14.03.2008

À quoi ça sert?

À quoi ça sert de payer de l'assurance-emploi quand tu n'y as même pas droit une fois au chômage? Font chier merde!

10.03.2008

Inachevée

Sur le trottoir, il y avait des fraises...

Et des crottes. La neige fond, les lacs poussent dans les rues, j'aime les journées d'hiver qui nous font des clins d'oeil de printemps. Cela aide à tenir jusqu'au réveil. Il ne saurait tarder celui-ci, d'ailleurs, j'en ai acheté un sur ebay, pour me motiver. Mais le vrai réveil, celui de la nature, il est déjà en cours. Oui oui, malgré la dernière tempête que nous avons subi samedi.

Quelle excitation, nez collé dans la vitre, appareil photo dans les mains et puis le coeur qui bat très vite parce que les arbres semblent sur le point d'être jetés par terre. On n'est pas grand-chose quand le vent souffle, vous ne trouvez pas?

27.02.2008

La société de Métis

Présentée à Espace libre
Texte de Normand Chaurette
Mise en scène de Joël Beddows
Vue le 28 février 2008


En bref, à Métis-sur-Mer, Zoé Pé, une riche rentière cultive ses jardins comme ses amitiés.
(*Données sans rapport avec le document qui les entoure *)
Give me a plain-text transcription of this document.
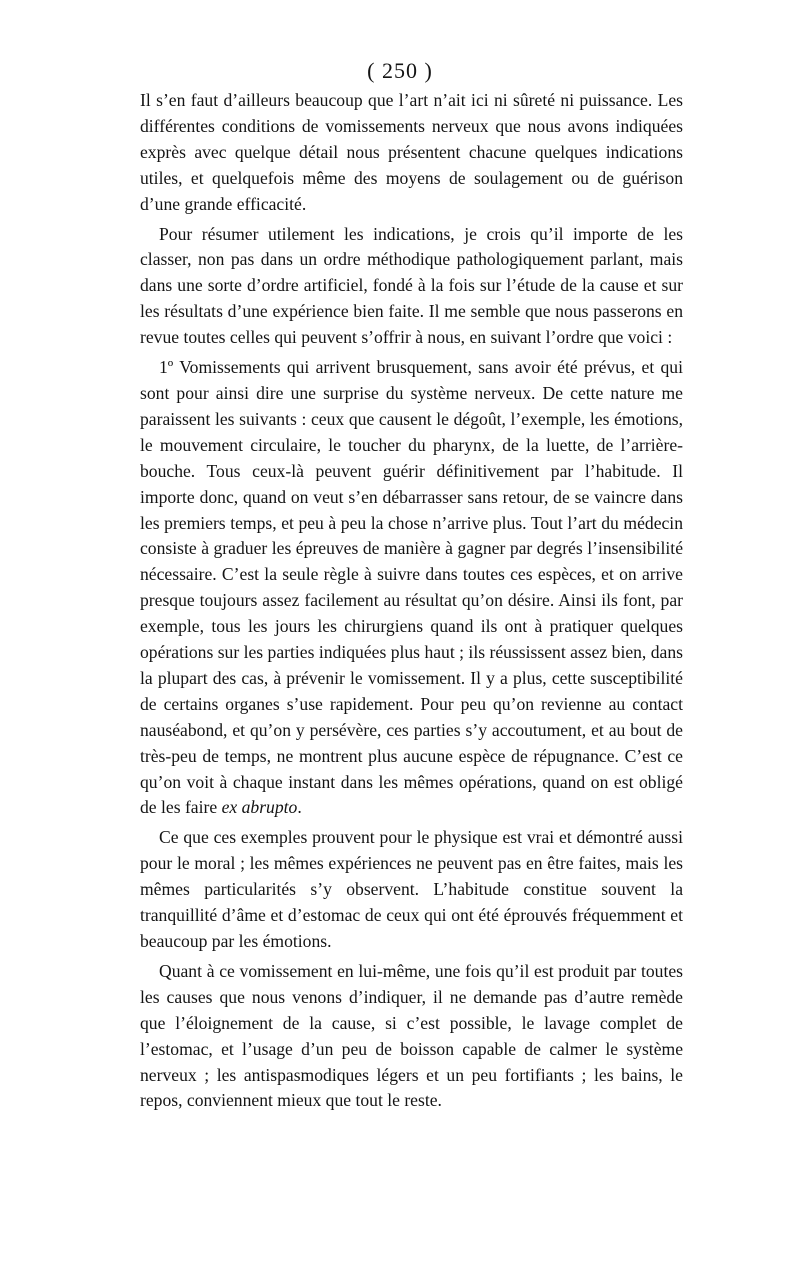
( 250 )

Il s’en faut d’ailleurs beaucoup que l’art n’ait ici ni sûreté ni puissance. Les différentes conditions de vomissements nerveux que nous avons indiquées exprès avec quelque détail nous présentent chacune quelques indications utiles, et quelquefois même des moyens de soulagement ou de guérison d’une grande efficacité.

Pour résumer utilement les indications, je crois qu’il importe de les classer, non pas dans un ordre méthodique pathologiquement parlant, mais dans une sorte d’ordre artificiel, fondé à la fois sur l’étude de la cause et sur les résultats d’une expérience bien faite. Il me semble que nous passerons en revue toutes celles qui peuvent s’offrir à nous, en suivant l’ordre que voici :

1º Vomissements qui arrivent brusquement, sans avoir été prévus, et qui sont pour ainsi dire une surprise du système nerveux. De cette nature me paraissent les suivants : ceux que causent le dégoût, l’exemple, les émotions, le mouvement circulaire, le toucher du pharynx, de la luette, de l’arrière-bouche. Tous ceux-là peuvent guérir définitivement par l’habitude. Il importe donc, quand on veut s’en débarrasser sans retour, de se vaincre dans les premiers temps, et peu à peu la chose n’arrive plus. Tout l’art du médecin consiste à graduer les épreuves de manière à gagner par degrés l’insensibilité nécessaire. C’est la seule règle à suivre dans toutes ces espèces, et on arrive presque toujours assez facilement au résultat qu’on désire. Ainsi ils font, par exemple, tous les jours les chirurgiens quand ils ont à pratiquer quelques opérations sur les parties indiquées plus haut ; ils réussissent assez bien, dans la plupart des cas, à prévenir le vomissement. Il y a plus, cette susceptibilité de certains organes s’use rapidement. Pour peu qu’on revienne au contact nauséabond, et qu’on y persévère, ces parties s’y accoutument, et au bout de très-peu de temps, ne montrent plus aucune espèce de répugnance. C’est ce qu’on voit à chaque instant dans les mêmes opérations, quand on est obligé de les faire ex abrupto.

Ce que ces exemples prouvent pour le physique est vrai et démontré aussi pour le moral ; les mêmes expériences ne peuvent pas en être faites, mais les mêmes particularités s’y observent. L’habitude constitue souvent la tranquillité d’âme et d’estomac de ceux qui ont été éprouvés fréquemment et beaucoup par les émotions.

Quant à ce vomissement en lui-même, une fois qu’il est produit par toutes les causes que nous venons d’indiquer, il ne demande pas d’autre remède que l’éloignement de la cause, si c’est possible, le lavage complet de l’estomac, et l’usage d’un peu de boisson capable de calmer le système nerveux ; les antispasmodiques légers et un peu fortifiants ; les bains, le repos, conviennent mieux que tout le reste.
Pendant l’été 54, elle s’aperçoit que son voisin, un peintre, a entrepris de réaliser son portrait et celui de ses invités. Alors Zoé Pé veut ces toiles, mais le peintre refuse et son désir tourne à l'obsession. Plutôt que de laisser les protagonistes raconter, ce sont leurs portraits, oubliés et dédaignés dans un musée de Rimouski, qui sortent brièvement des cadres pour revivre leurs souvenirs.

L'interprétation est vraiment excellente, rien à redire, mis à part le narrateur que je trouve trop extérieur à l'action, on dirait que le comédien peinait à trouver sa place dans l'histoire. La scénographie de Jean Hazel accentue l’impression qu’a le spectateur de visiter un musée : sur scène, le clinquant des miroirs et la dorure des cadres évoquent le musée et la riche demeure de Zoé Pé. Pièce étonnante, la Société de Métis plonge vraiment plus loin que les simples émotions. Elle pousse le public à s’interroger sur la fonction même de l’art et sur son moteur de création. C'est à regret, que j'ai vu les portraits regagner leurs tableaux et s’y figer à nouveau.